Les Feuillets d'Hypnos (1943-1944) sont l'oeuvre d'un poète devenu chef
de maquis. S'ils ne présentent ni portrait héroïsant des combattants, ni
tableau sanglant d'une France agonisante, ils sont pourtant plus que le reflet
circonstancié d'un épisode historique. Le lecteur est saisi d'une réelle émotion,
et l'expérience résistante ainsi que les visages des maquisards transparaissent
dans une fragile nudité. Sans jamais l'expliquer, les Feuillets nous disent qu'il
ne s'agit pas d'être résistant mais de faire de la résistance. Il n'y a pas de
personnage à construire, posture vide qui serait une imposture, mais bien
plutôt des actions à mener et tout un faire qui engage à la fois l'homme
digne et le poète en l'homme. Si le faire prend la première place, c'est parce
que l'être a perdu ses prérogatives. La confrontation presque quotidienne au
spectacle de la mort a considérablement réduit le territoire d'expression de
la vie. Le nouveau mal progresse ainsi au coeur des hommes, les annihilant
de l'intérieur. Or, quand l'être se trouve relégué, seul le faire peut offrir des
moyens de retrouver une place dans le monde.

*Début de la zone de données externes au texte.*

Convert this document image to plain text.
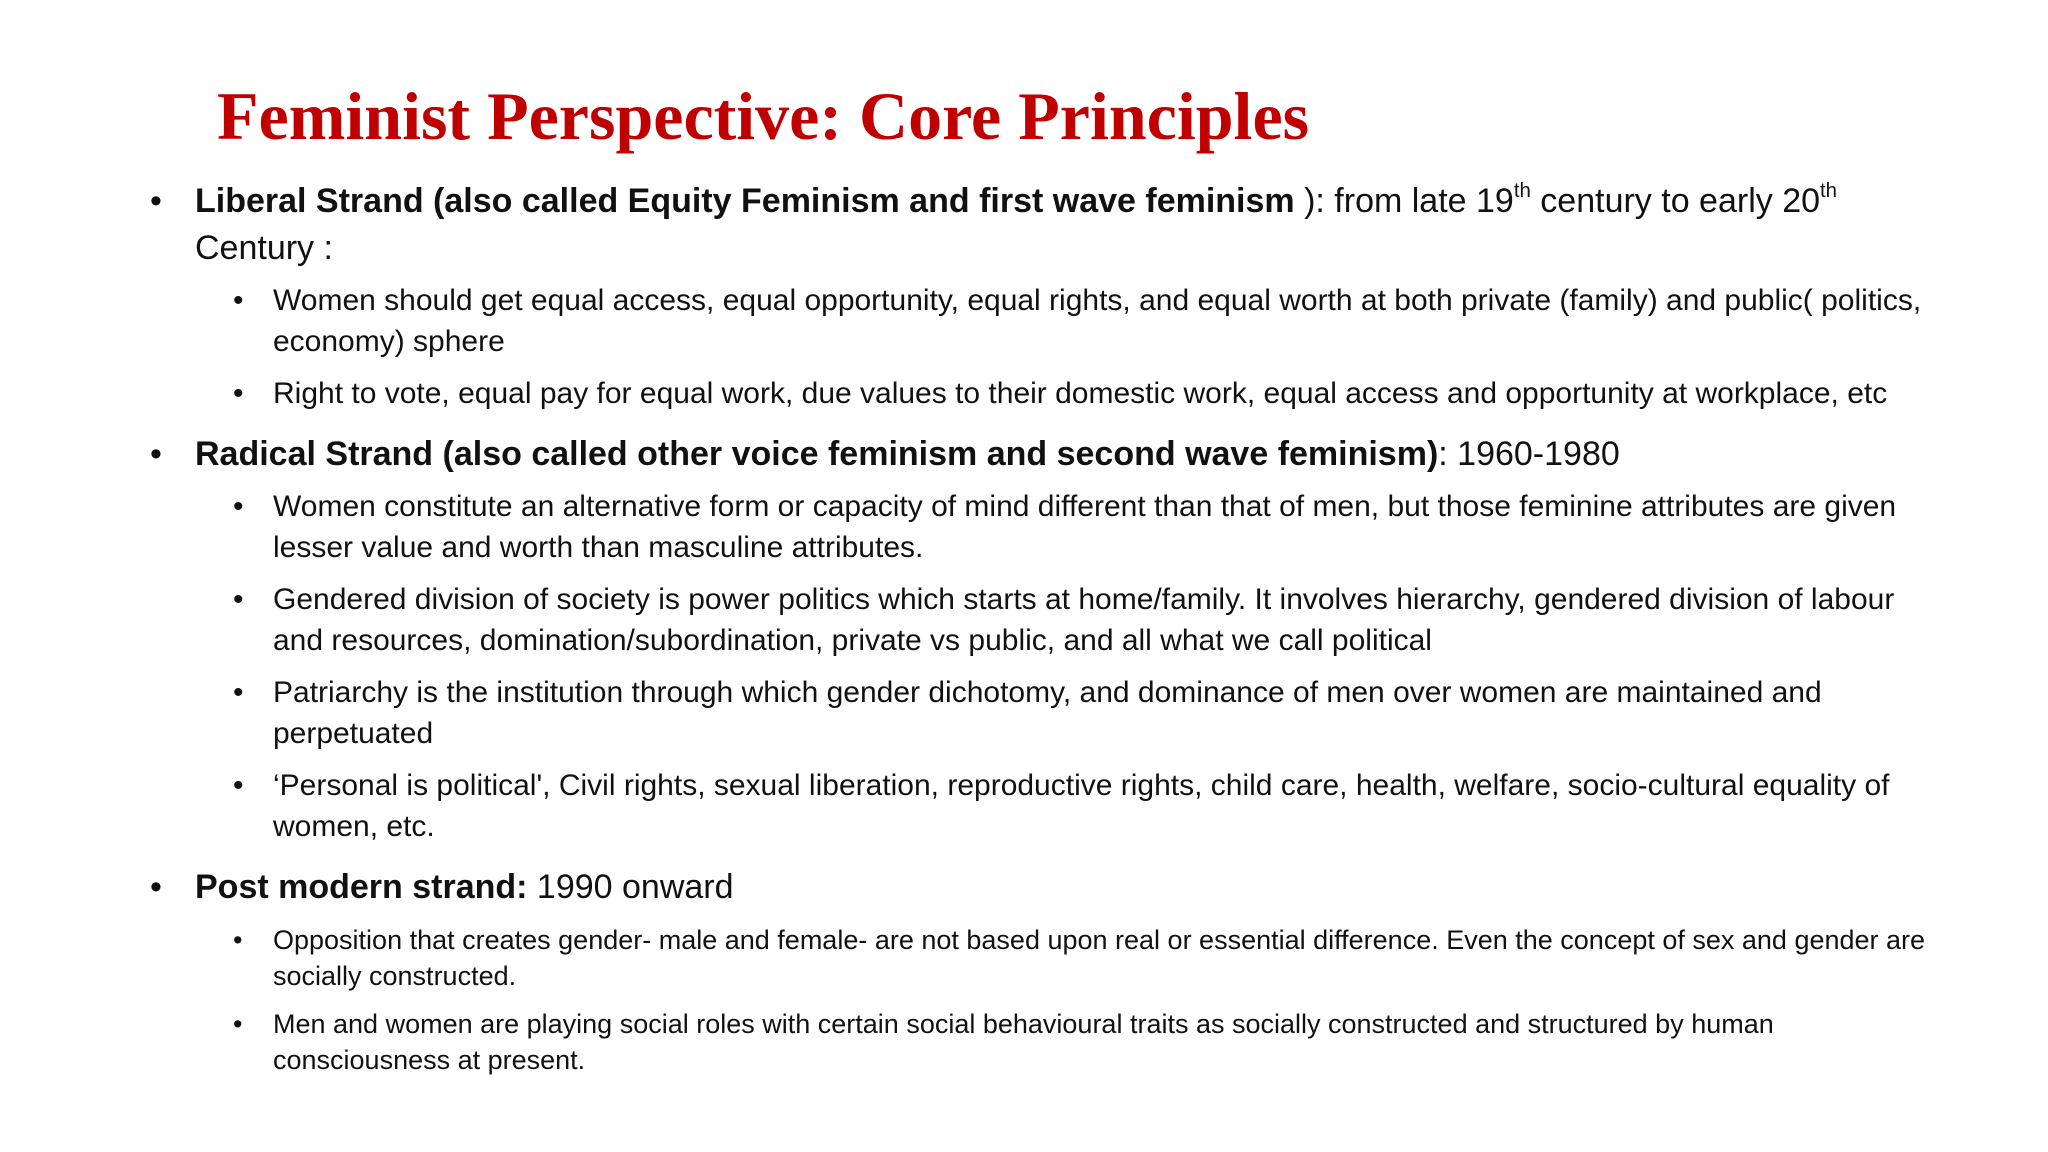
Feminist Perspective: Core Principles
• Liberal Strand (also called Equity Feminism and first wave feminism ): from late 19th century to early 20th
Century :
• Women should get equal access, equal opportunity, equal rights, and equal worth at both private (family) and public( politics, economy) sphere
• Right to vote, equal pay for equal work, due values to their domestic work, equal access and opportunity at workplace, etc
• Radical Strand (also called other voice feminism and second wave feminism): 1960-1980
• Women constitute an alternative form or capacity of mind different than that of men, but those feminine attributes are given lesser value and worth than masculine attributes.
• Gendered division of society is power politics which starts at home/family. It involves hierarchy, gendered division of labour and resources, domination/subordination, private vs public, and all what we call political
• Patriarchy is the institution through which gender dichotomy, and dominance of men over women are maintained and perpetuated
• ‘Personal is political', Civil rights, sexual liberation, reproductive rights, child care, health, welfare, socio-cultural equality of women, etc.
• Post modern strand: 1990 onward
• Opposition that creates gender- male and female- are not based upon real or essential difference. Even the concept of sex and gender are socially constructed.
• Men and women are playing social roles with certain social behavioural traits as socially constructed and structured by human consciousness at present.
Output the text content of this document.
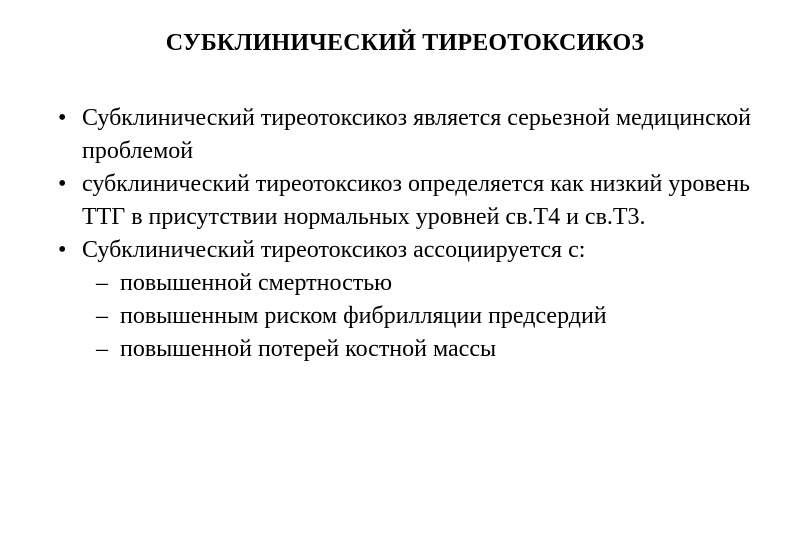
СУБКЛИНИЧЕСКИЙ ТИРЕОТОКСИКОЗ
• Субклинический тиреотоксикоз является серьезной медицинской проблемой
• субклинический тиреотоксикоз определяется как низкий уровень ТТГ в присутствии нормальных уровней св.Т4 и св.Т3.
• Субклинический тиреотоксикоз ассоциируется с:
– повышенной смертностью
– повышенным риском фибрилляции предсердий
– повышенной потерей костной массы
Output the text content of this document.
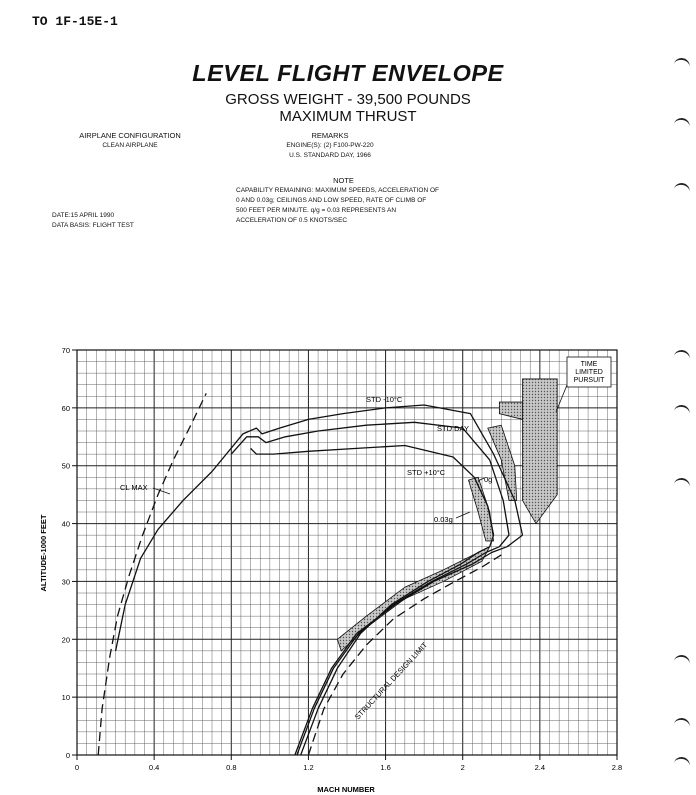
TO 1F-15E-1
LEVEL FLIGHT ENVELOPE
GROSS WEIGHT - 39,500 POUNDS
MAXIMUM THRUST
AIRPLANE CONFIGURATION
CLEAN AIRPLANE
REMARKS
ENGINE(S): (2) F100-PW-220
U.S. STANDARD DAY, 1966
NOTE
CAPABILITY REMAINING: MAXIMUM SPEEDS, ACCELERATION OF
0 AND 0.03g; CEILINGS AND LOW SPEED, RATE OF CLIMB OF
500 FEET PER MINUTE. q/g = 0.03 REPRESENTS AN
ACCELERATION OF 0.5 KNOTS/SEC
DATE:15 APRIL 1990
DATA BASIS: FLIGHT TEST
MACH NUMBER
ALTITUDE-1000 FEET
0	0.4	0.8	1.2	1.6	2	2.4	2.8
0
10
20
30
40
50
60
70
CL MAX
STD -10°C
STD DAY
STD +10°C
0g
0.03g
STRUCTURAL DESIGN LIMIT
TIME LIMITED PURSUIT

Cette subordination de l'être au faire ne va pas de soi. Elle joue contre le
mouvement naturel de la langue, et plus encore de la logique, qui veulent
l'inverse : il faut être pour avoir, avoir pour pouvoir, pouvoir pour faire. L'oeuvre
résistante nous apprend le contraire : il faut faire pour être, parce que le mal
s'efforce de supprimer l'humanité en l'homme.